Justin Lanning started Nashville-based 180 Health Partners, which works with mothers at risk of delivering a drug dependent baby. Most are on Medicaid, which pays for most of the NAS births in the U.S.
“We have a few departments in our country that can operate at an epidemic scale, and I think that’s where we have to focus our funds,” he says.
Lanning sees a need to extend government insurance for new mothers, since in some states like Tennessee, which never expanded Medicaid, they can be dropped after just two months. That often derails the mother’s own drug treatment funded by Medicaid, he says.
“This consistency of care is so key to their recovery, to their productivity, to their thriving,” Lanning says.
Lanning’s startup hires mothers who’ve been there to act as mentors. Robbie Nicholson is one of them.

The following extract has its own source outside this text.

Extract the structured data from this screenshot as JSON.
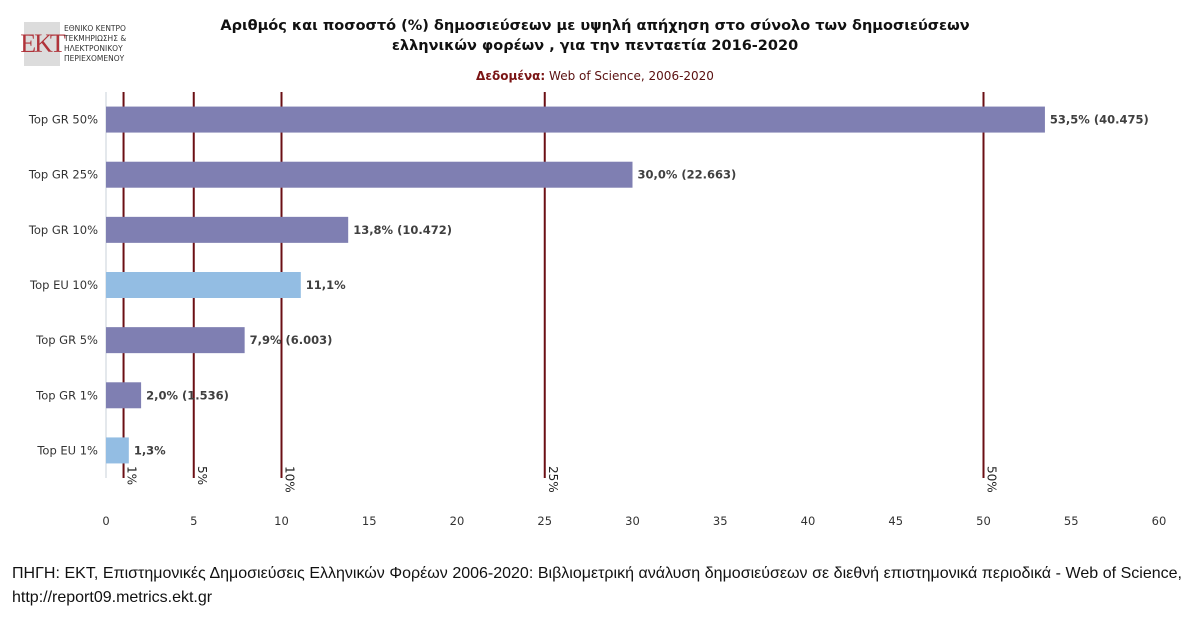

Working directly with pregnant women struggling with addiction, Nicholson says their biggest need is a stable place to live and reliable transportation.
“I just feel kind of hopeless,” she says. “I don’t know what to tell these women.”
There are many needs, Nicholson says, but no simple fix. Those who work with mothers in recovery fear any opioid settlement money may be spread so thin that it doesn’t benefit their children — the next generation of the crisis.